Why on earth should one family get permission to choose, and not everyone else? Why should even that one family have had to go begging to the powerful and get permission to protect their own child? Did we lose a war?

Yes, by all means let’s throw more money at the unaccountable government monopoly system as the only permissible defense for children experiencing trauma!

I promise not to be traumatized if you let me know what you think.

9 Responses to Childhood Trauma and School Choice

  1. Martha Bradley-Dorsey says:

    Jay,

    Thank you for posting this. My learning in the last year or so has reminded me of just how dangerous it is to give indiscriminate money toward an idea without *at least *employing Hippocrates’ advice to “first, do no harm”. There are a lot of snake oil salesmen out there, and a lot of harm is done in the name of educational “helping”.

    I have a strong hunch this is what you were telling me about a year ago. I misunderstood you, and for that I apologize.

    Thank you ever so much for all that I am learning in the program!

    Best, – Martha

    On Mon, Sep 9, 2019 at 9:06 AM Jay P. Greene’s Blog wrote:

    > Greg Forster posted: ” (Guest post by Greg Forster) Opinion leaders in > Oklahoma are orchestrating a full-court press to use remediation of > “childhood trauma” as the next narrative under which they should get big, > indiscriminate spending increases without accountability for r” >

  2. Michael Shaughnessy says:

    I agree with almost all of what you have to say- I would just like to differentiate between “mental health disorders” which could be of a psychiatric or psychological nature ( childhood schizophrenia, pervasive developmental delay or autism) and children who have been sexually, physically and emotionally abused.
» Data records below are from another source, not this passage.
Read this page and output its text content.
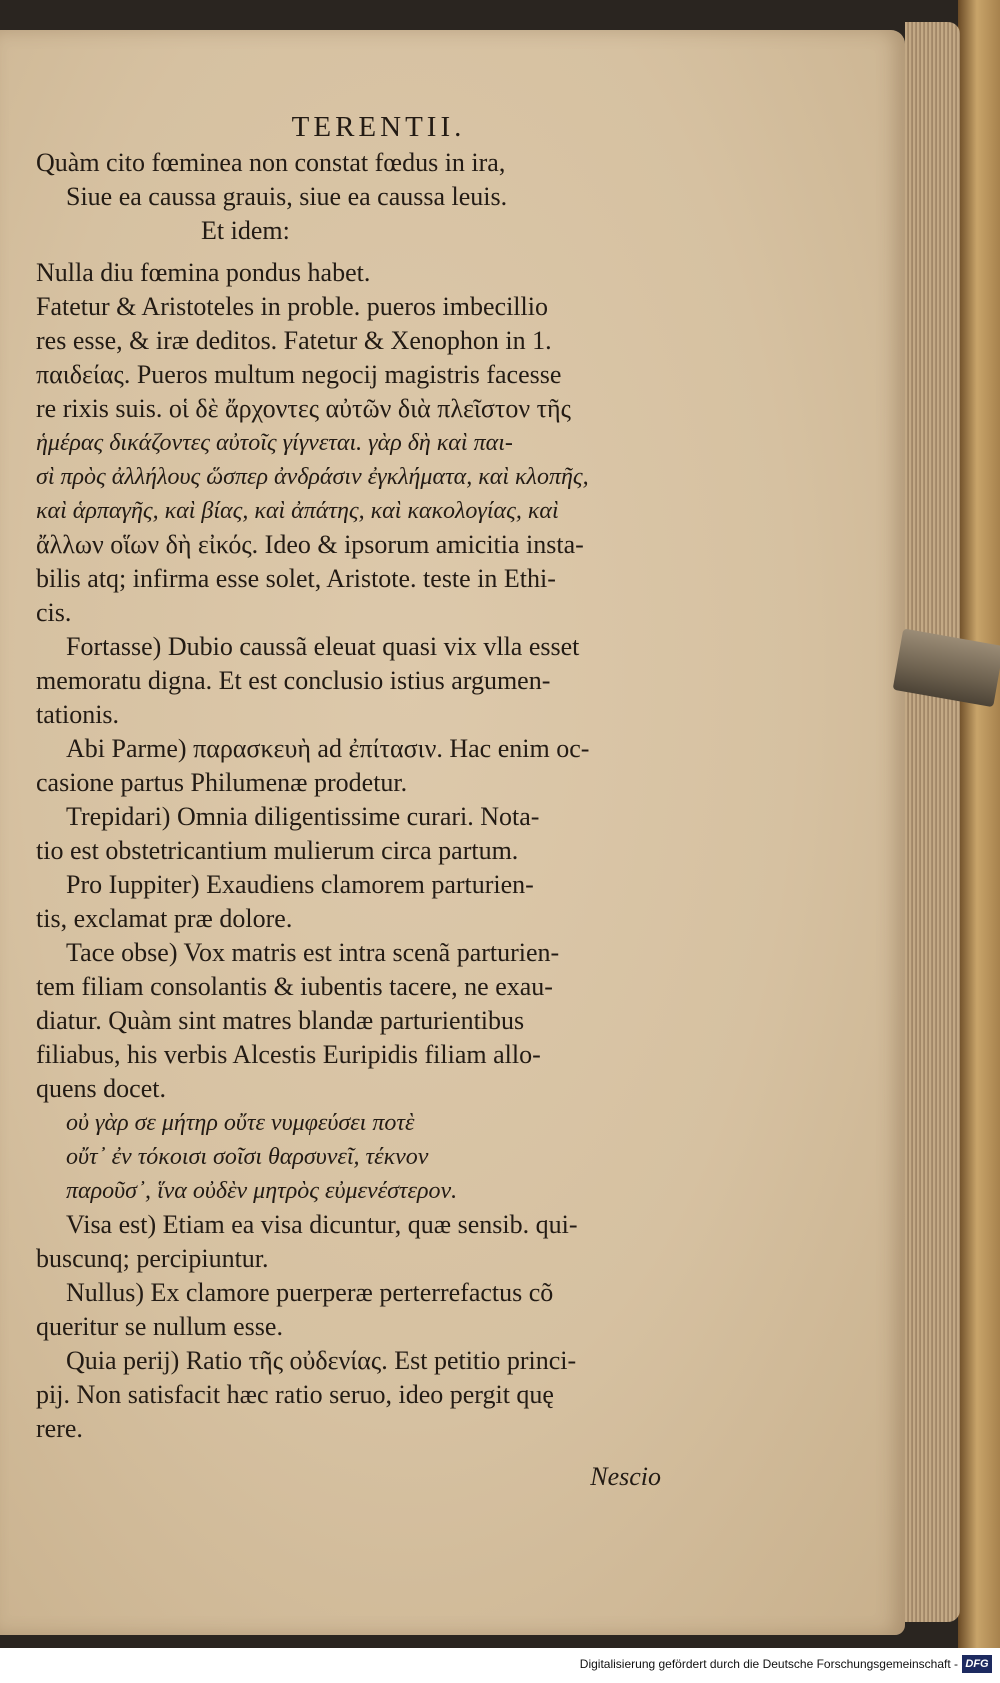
TERENTII.
Quàm cito fœminea non constat fœdus in ira,
Siue ea caussa grauis, siue ea caussa leuis.
Et idem:
Nulla diu fœmina pondus habet.
Fatetur & Aristoteles in proble. pueros imbecillio
res esse, & iræ deditos. Fatetur & Xenophon in 1.
παιδείας. Pueros multum negocij magistris facesse
re rixis suis. οἱ δὲ ἄρχοντες αὐτῶν διὰ πλεῖστον τῆς
ἡμέρας δικάζοντες αὐτοῖς γίγνεται. γὰρ δὴ καὶ παι-
σὶ πρὸς ἀλλήλους ὥσπερ ἀνδράσιν ἐγκλήματα, καὶ κλοπῆς,
καὶ ἁρπαγῆς, καὶ βίας, καὶ ἀπάτης, καὶ κακολογίας, καὶ
ἄλλων οἵων δὴ εἰκός. Ideo & ipsorum amicitia insta-
bilis atq; infirma esse solet, Aristote. teste in Ethi-
cis.
Fortasse) Dubio caussã eleuat quasi vix vlla esset
memoratu digna. Et est conclusio istius argumen-
tationis.
Abi Parme) παρασκευὴ ad ἐπίτασιν. Hac enim oc-
casione partus Philumenæ prodetur.
Trepidari) Omnia diligentissime curari. Nota-
tio est obstetricantium mulierum circa partum.
Pro Iuppiter) Exaudiens clamorem parturien-
tis, exclamat præ dolore.
Tace obse) Vox matris est intra scenã parturien-
tem filiam consolantis & iubentis tacere, ne exau-
diatur. Quàm sint matres blandæ parturientibus
filiabus, his verbis Alcestis Euripidis filiam allo-
quens docet.
οὐ γὰρ σε μήτηρ οὔτε νυμφεύσει ποτὲ
οὔτ᾽ ἐν τόκοισι σοῖσι θαρσυνεῖ, τέκνον
παροῦσ᾽, ἵνα οὐδὲν μητρὸς εὐμενέστερον.
Visa est) Etiam ea visa dicuntur, quæ sensib. qui-
buscunq; percipiuntur.
Nullus) Ex clamore puerperæ perterrefactus cõ
queritur se nullum esse.
Quia perij) Ratio τῆς οὐδενίας. Est petitio princi-
pij. Non satisfacit hæc ratio seruo, ideo pergit quę
rere.
Nescio
Digitalisierung gefördert durch die Deutsche Forschungsgemeinschaft - DFG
All these children need specialized treatment and not all should be “mainstreamed”. My heart does go out to children who have experienced trauma and I sincerely hope they receive the treatment and care they deserve.

    • Greg Forster says:

      Yes, that is an important distinction. Nonetheless, people on both sides of it (children and adults alike) may benefit from mental health services.

  3. Bonnie Hausman says:

    I agree totally with Jay Greene’s critique of the proposal for indiscriminate funding for trauma cases, as sympathetic as I am for trauma. I also believe every parent should be able to exercise school choice. But all spending decisions should carry the obligation to demonstrate accountability. So long as everyone does not have school school, this particular proposal should carry the obligation to demonstrate outcomes per case. Since each case is a special case, then each outcome decision is a special, data-based decision.

  4. Bonnie Hausman says:

    I agree totally with Jay Greene’s critique of the proposal for indiscriminate funding for trauma cases, as sympathetic as I am for those who have experienced trauma. I also believe every parent should be able to exercise school choice and that all spending decisions should carry the obligation to demonstrate accountability. So long as everyone does not have school choice, this particular proposal should carry the obligation to demonstrate outcomes per case. Since each case is a special case, then each outcome decision should be a special, data-based decision.